The fact that the jailer asked how to be saved tells me that Paul has already been witnessing to him. I can tell you that he didn’t stop preaching because he was arrested, and I can imagine that Paul told about the blood that Jesus shed, as his own blood dripped from his wounds. I believe that he told them of the beating Jesus received, for our sakes, as he received his. Maybe, as they were locking his and that prison door, Paul shared how, through the sacrifice of Jesus, the gates of hell were unlocked and those held captive by sin could now be set free.
And suddenly God broke the hardened heart of this Roman Jailer.
At this point the jailer, like many of us just hit bottom and there was no way to look but up. He knew that he’d be executed, if any of the prisoners had escaped.
Can you imagine how he must have felt when he realized that everything happening was done by the hand of God just so that he could be saved…!
The jailer got saved then he was baptized. His life immediately began to change, as he tried to make amends for his sinful life. As a matter of fact, he was so excited about the change in his life that he told his entire household, and they got saved!

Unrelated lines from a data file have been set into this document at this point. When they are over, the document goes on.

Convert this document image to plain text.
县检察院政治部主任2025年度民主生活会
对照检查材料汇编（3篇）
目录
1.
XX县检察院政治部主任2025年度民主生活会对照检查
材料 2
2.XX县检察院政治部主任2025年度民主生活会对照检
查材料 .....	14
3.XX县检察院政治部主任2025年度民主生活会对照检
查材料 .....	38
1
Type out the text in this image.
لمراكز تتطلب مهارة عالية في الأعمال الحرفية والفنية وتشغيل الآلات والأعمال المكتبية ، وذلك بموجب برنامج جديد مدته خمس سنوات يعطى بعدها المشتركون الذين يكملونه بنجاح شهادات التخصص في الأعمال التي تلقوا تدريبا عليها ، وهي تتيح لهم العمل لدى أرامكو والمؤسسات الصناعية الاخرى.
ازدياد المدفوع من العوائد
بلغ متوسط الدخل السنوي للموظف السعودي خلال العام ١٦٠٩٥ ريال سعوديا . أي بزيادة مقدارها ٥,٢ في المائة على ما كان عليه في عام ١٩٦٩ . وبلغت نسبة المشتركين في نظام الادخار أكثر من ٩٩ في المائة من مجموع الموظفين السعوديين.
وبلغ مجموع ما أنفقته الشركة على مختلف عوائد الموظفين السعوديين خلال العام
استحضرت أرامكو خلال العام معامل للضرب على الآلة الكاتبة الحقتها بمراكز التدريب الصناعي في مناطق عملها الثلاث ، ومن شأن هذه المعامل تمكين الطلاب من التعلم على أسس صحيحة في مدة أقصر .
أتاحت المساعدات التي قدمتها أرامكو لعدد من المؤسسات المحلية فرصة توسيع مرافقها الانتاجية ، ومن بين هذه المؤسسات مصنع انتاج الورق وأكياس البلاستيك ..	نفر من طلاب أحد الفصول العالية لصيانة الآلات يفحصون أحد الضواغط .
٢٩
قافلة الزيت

He may have been the very man who put those stripes on the backs of Paul and Silas but now he is washing them.
Before he didn’t care if Paul and Silas starved but now he is feeding them.
Remember that I have told you over and over that when you really get saved real change takes place in your life!
I read about a soldier on a battlefield, who lay dying. His chaplain knelt beside him, told him he wouldn’t make it, asked if he could do anything for him. This young man had led a wicked life and had hurt a lot of people deeply. He looked at the chaplain and said, “sir, there’s nothing anybody can do for me right now, what I need is somebody who can “undo” some things for me…”
Is that what you need today? Do you need someone who can undo some of the things you’ve done? If so I want you to that there is someone who can undo that life spent in sin. There is someone who can undo the wrong in your life. His Name is Jesus. He is your answer!
Many stumble over salvation, not because it’s difficult, but because it’s so easy. Many can’t figure out why it doesn’t seem to work.
They say “I repeated the words the pastor told me to say but nothing changed.” My question would be; “did you truly believe in your heart?” It’s not about what you say but what you believe.
See Jesus did the hard part, at Calvary. All you have to do is believe and accept His gift.